The Martin Group
- Industry: Marketing agency
- Founded: 2001; 25 years ago
- Founder: Tod D. Martin
- Headquarters: Buffalo, New York, United States
- Number of employees: 95 (2021)
- Website: martingroup.co

= The Martin Group =

The Martin Group is an integrated marketing communications agency headquartered in Buffalo, New York, with offices in Rochester, New York, and Albany, New York. The agency also has a remote workforce in several other cities, and is currently focused on enterprise growth, after first being founded by Tod D. Martin in 2001. The Buffalo News reported in February 2021 that The Martin Group has a workforce of more than 90 associates, annual billings totaling $17 million and a client roster that includes Wegmans, New Era Cap, Puma, Under Armour, M&T Bank, Independent Health, Kaleida Health, and the Ralph C. Wilson Jr. Foundation.

== History ==
In June 2014, the firm opened an office outside of Rochester in Victor, New York, to support one of its largest clients, as well as other regional accounts. Also in June 2014, The Martin Group acquired a smaller PR firm, Travers Collins & Company, where the founder of The Martin Group previously worked. In 2017, The Martin Group moved into a new headquarters, a historic building in downtown Buffalo’s Theatre District renovated for $2.3 million. The Martin Group won a Public Relations Society of America Silver Anvil award in 2018 for its work on a campaign covering the move and renaming of the John R. Oishei Children's Hospital.

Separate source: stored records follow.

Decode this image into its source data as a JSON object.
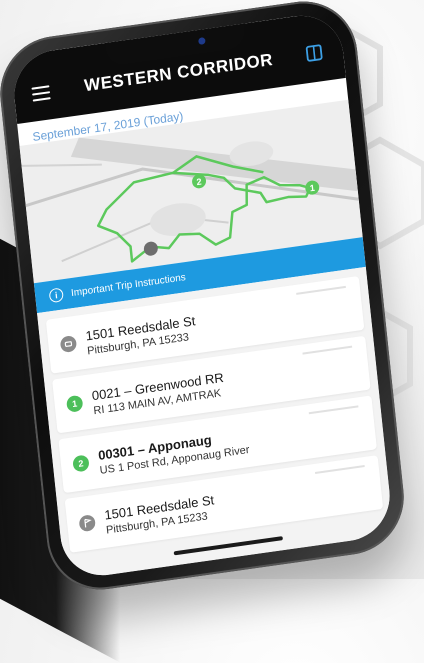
{
  "header": {
    "title": "WESTERN CORRIDOR",
    "menu_icon": "menu-icon",
    "book_icon": "book-icon"
  },
  "date_line": "September 17, 2019 (Today)",
  "map": {
    "markers": [
      "2",
      "1"
    ],
    "route_color": "#5cc95c"
  },
  "instructions": {
    "label": "Important Trip Instructions",
    "icon": "info-icon",
    "color": "#1e9ae0"
  },
  "stops": [
    {
      "marker": "",
      "marker_icon": "start-icon",
      "title": "1501 Reedsdale St",
      "subtitle": "Pittsburgh, PA 15233",
      "bold": false
    },
    {
      "marker": "1",
      "marker_icon": "",
      "title": "0021 – Greenwood RR",
      "subtitle": "RI 113 MAIN AV, AMTRAK",
      "bold": false
    },
    {
      "marker": "2",
      "marker_icon": "",
      "title": "00301 – Apponaug",
      "subtitle": "US 1 Post Rd, Apponaug River",
      "bold": true
    },
    {
      "marker": "",
      "marker_icon": "flag-icon",
      "title": "1501 Reedsdale St",
      "subtitle": "Pittsburgh, PA 15233",
      "bold": false
    }
  ]
}
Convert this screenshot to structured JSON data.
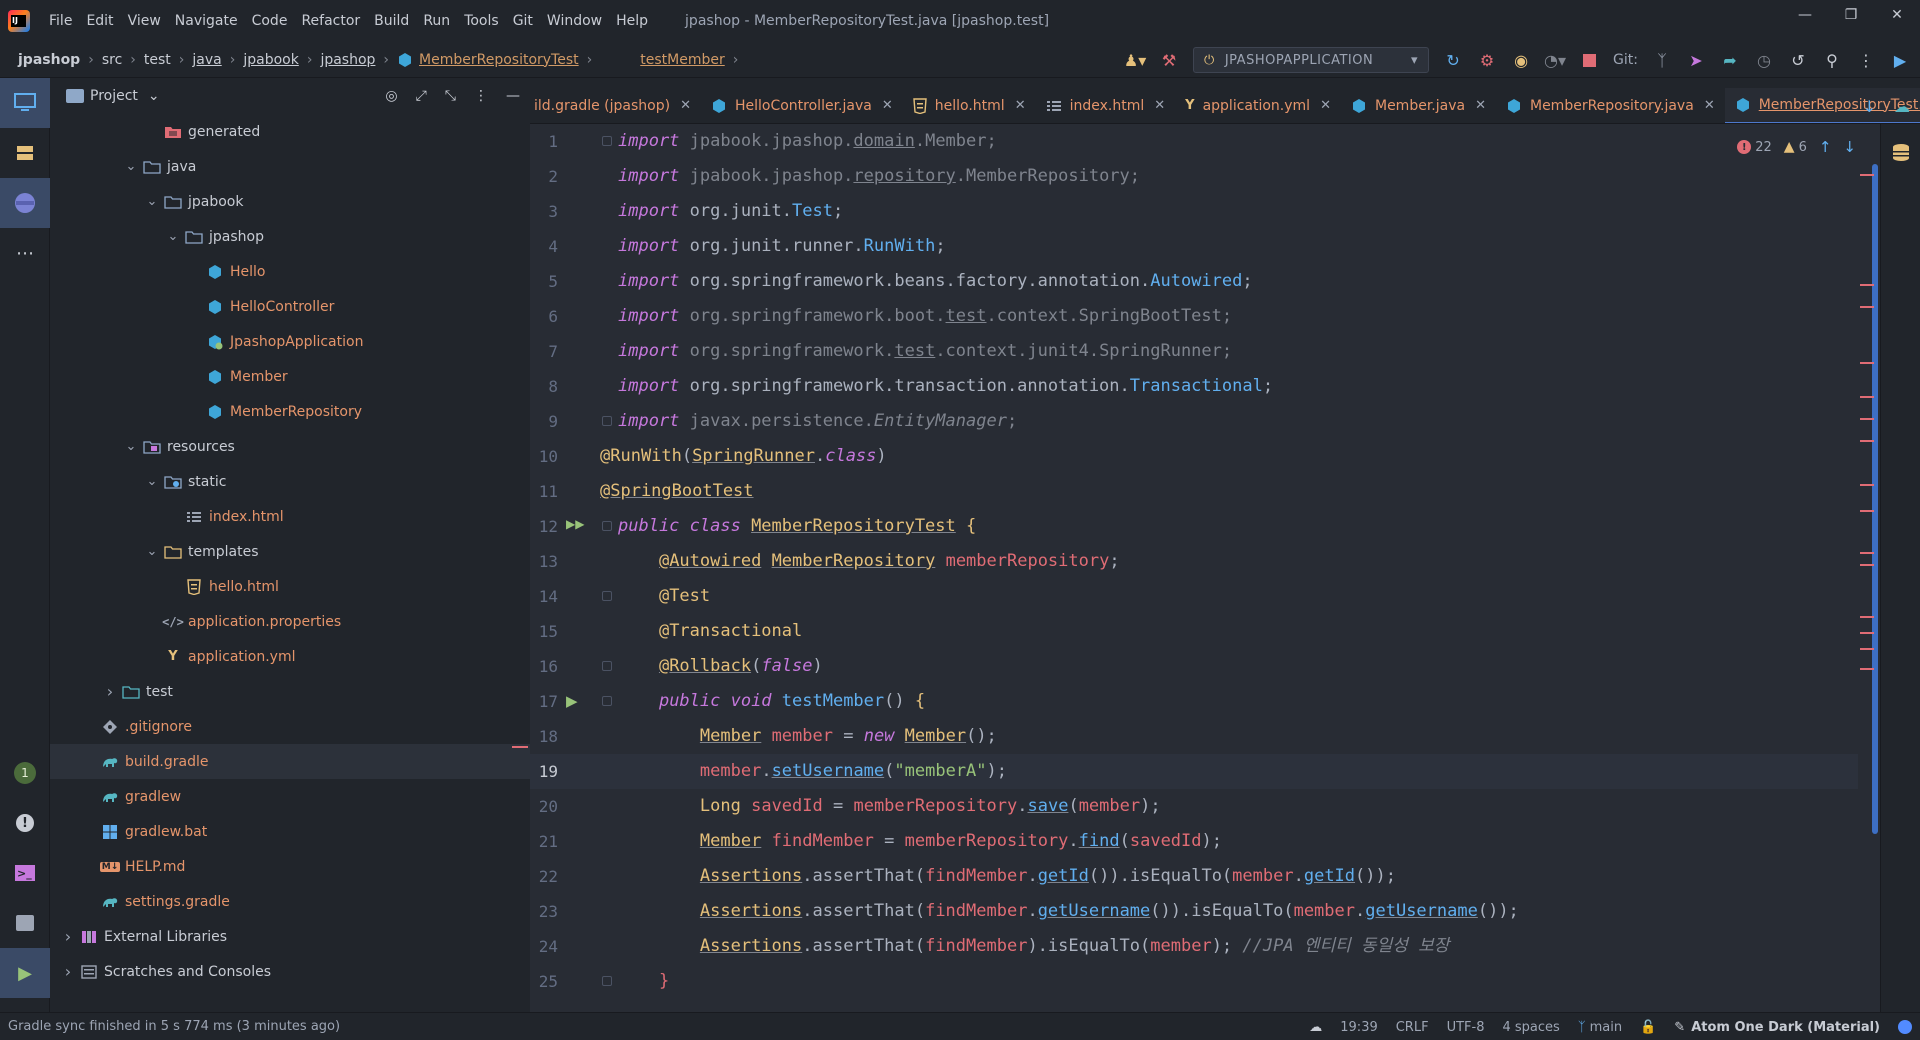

The Martin Group has won the Best of Show award with the American Advertising Federation Western New York ADDY Awards in 2023 and 2024.

In 2020, Hearst Newspapers, part of Hearst Corp.'s global media conglomerate, purchased a strategic equity stake in the Martin Group. In addition, Chief Operating Officer Lisa Strock and Chief Business Officer Matt Davison became equity partners in the agency, along with Martin. Nearly three years after establishing a presence in the Capital Region, The Martin Group acquired Gramercy Communications, an Albany-based public affairs and public relations agency, in February 2021.

In August 2023, The Martin Group relocated its Capital Region headquarters from Colonie to the Troy Innovation Garage to support staff growth and client expansion.